申し訳ないのですが、同業他社さんもいらっしゃるので、第4四半期のビット成長やASPは、間違ってもいってくれるなということになっています。東芝メモリの考えで、ここにはマイナス125億円が入ると(いうことです)。
ただ、これは東芝側の試算ですが、この中には有形・無形の固定資産の年度の償却費が70億円ほど入っているのかなと思います。このため、実質的には通常損益は若干のマイナスなのかなと思っています。
東芝Nextプランの進捗状況
最後に、「東芝Nextプラン」の進捗状況を記載させていただきました。基本的には、先ほどご覧いただきましたように、中国の減速、あるいはデータセンターの一時的な需要のゆるみがあって、「東芝Nextプラン」を達成していく前提が、営業利益は100億円ほど落ちています。
この部分については、とくに半導体関係では、基本的には来年度も中国の市場はそう盛り上がらないだろうという想定です。半導体に関わる事業部には、経営トップから「もう一度プランニングをし直して、この100億円をカバーするように」という強い指示が飛んでいます。

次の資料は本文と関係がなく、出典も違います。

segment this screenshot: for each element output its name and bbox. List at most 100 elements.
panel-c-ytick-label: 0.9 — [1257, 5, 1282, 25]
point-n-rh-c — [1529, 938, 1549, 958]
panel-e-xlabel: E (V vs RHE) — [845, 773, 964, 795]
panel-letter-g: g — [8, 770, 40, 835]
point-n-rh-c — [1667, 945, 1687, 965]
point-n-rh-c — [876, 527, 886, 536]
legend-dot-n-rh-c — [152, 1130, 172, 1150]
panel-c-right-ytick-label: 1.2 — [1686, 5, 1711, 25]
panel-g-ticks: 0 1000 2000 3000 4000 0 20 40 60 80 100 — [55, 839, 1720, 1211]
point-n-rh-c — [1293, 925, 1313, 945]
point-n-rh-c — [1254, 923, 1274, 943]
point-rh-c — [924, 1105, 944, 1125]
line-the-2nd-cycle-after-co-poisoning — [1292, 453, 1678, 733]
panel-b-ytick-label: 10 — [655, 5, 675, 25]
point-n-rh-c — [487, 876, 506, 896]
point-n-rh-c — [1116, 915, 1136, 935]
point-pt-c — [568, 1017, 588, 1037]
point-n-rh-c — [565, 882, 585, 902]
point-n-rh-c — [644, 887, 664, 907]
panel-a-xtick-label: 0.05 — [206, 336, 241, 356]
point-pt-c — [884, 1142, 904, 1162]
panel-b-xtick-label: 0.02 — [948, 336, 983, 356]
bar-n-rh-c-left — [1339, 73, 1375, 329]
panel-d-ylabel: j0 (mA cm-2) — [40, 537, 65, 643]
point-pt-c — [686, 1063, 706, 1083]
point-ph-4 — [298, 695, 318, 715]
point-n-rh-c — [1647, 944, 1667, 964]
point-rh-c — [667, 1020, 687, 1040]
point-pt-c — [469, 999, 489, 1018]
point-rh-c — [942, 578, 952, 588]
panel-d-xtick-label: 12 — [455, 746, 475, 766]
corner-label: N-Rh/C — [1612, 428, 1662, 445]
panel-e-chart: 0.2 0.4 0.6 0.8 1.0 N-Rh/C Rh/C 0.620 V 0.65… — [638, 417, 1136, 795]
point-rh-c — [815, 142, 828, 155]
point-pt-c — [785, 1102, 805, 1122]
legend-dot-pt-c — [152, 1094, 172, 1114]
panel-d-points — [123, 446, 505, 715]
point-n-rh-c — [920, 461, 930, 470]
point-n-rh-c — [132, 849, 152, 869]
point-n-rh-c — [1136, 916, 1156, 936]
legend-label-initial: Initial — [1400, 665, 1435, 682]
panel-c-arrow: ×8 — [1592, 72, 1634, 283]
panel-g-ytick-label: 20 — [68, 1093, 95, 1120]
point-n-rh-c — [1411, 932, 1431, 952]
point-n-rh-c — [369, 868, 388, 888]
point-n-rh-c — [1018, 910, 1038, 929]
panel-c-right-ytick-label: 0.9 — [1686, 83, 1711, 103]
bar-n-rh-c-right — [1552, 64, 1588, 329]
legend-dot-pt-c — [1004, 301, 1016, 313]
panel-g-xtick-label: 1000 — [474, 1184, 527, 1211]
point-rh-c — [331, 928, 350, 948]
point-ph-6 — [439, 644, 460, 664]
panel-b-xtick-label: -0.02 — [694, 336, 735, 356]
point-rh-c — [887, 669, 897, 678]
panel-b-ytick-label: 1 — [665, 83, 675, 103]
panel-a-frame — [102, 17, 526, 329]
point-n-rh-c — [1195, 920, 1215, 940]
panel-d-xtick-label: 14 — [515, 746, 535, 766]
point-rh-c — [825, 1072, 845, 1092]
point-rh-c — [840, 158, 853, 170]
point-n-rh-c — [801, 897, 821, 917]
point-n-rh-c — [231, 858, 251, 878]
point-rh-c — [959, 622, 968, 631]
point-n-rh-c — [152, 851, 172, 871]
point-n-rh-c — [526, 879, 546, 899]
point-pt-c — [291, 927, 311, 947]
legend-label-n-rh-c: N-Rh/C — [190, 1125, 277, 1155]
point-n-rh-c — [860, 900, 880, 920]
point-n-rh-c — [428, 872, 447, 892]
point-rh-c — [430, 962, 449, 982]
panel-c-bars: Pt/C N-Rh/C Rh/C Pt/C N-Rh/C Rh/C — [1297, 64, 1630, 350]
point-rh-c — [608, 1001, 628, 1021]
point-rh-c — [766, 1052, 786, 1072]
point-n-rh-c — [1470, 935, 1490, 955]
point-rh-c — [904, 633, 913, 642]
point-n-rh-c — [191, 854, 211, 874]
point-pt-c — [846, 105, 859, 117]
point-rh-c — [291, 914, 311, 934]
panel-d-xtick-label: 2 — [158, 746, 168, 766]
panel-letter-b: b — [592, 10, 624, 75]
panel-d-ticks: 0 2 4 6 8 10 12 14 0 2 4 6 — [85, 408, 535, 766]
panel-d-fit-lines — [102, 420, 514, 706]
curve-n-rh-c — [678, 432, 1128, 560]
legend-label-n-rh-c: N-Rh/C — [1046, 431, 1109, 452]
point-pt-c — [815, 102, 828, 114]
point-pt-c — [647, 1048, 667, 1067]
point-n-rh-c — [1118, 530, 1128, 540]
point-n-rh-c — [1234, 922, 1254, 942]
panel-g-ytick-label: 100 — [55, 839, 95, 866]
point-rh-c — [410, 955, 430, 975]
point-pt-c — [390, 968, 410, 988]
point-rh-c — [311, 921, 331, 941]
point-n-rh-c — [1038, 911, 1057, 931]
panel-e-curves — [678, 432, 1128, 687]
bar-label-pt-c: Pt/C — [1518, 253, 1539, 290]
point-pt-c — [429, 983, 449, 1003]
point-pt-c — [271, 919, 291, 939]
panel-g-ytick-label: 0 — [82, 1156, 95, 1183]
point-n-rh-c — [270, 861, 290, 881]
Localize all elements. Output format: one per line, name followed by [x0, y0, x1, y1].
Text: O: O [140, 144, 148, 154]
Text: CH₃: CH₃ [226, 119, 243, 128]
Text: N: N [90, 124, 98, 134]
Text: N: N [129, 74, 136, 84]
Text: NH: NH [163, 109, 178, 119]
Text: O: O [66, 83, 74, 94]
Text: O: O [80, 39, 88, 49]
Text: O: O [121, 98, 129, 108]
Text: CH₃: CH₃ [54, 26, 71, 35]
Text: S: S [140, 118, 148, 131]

それはそれとして、今年度から来年度にかけて、(年間営業損益の見通しが)200億円になり、一時的な費用と構造改革の費用を除けば800億円のベースだと思っていますけれども、そこから1,400億円にもっていくという中で、やはり構造改革の430億円、調達改革の250億円(の改善)をやりきる必要があります。
とくに構造改革については、スライドの左上にありますように、組合のご了解をいただき、現在、人員の適正化をプログラムどおりに進めているところです。最終的にどのような人員規模になるのかは終わってみないとわかりませんけれども、粛々と進めているところです。
また、来年度の採用についても絞り込みます。これは適時開示しておりますが、通常2,000人ぐらい採用しているところを1,000人規模に落とします。
生産拠点の再編についても、内容は申し上げられませんが、我々がプランニングしたことは、現在プログラムどおりに進んでいます。
LNGについては、中国の会社さんと契約は結んでいるんですけれども、CFIUSの審査待ちということになっております。
(スライドの)右上の調達改革では、250億円の改善に向けて、直接材と間接材それぞれで取り組んでいます。直接材は、事業ごとにアイテムをピックアップして、具体的な行動に移そうという段階です。間接材は、とくに本社の調達部が中心になって、価格の引き下げ交渉をいろいろと進めているところです。
(スライドの)左下の営業改革は、効果を織り込んでいませんけれども、量産品については、個々の事業でコンサルも入ってアイデアを出して、効率的な営業を進めています。
そして、(スライドの)右下のプロセス改革では、インフラ事業のウェイトが大きくなってきていますので、送変電・配電事業のような案件で大きなロスが出ないように、受注段階からコーポレートも入り、審査を厳しくしていくということを開始し、運用しているところです。
また、最終的にはIT化して固定費をさらに減らしていこうという動きですが、IT化する前に、まずは東芝の業務自体を再レビューするということで、弓田(圭一)さんをお招きして、業務プロセス改革推進部をつくり、業務の見直しを行い、これをITに落としていくということを、オンスケジュールで進めているところです。
説明は以上です。ありがとうございます。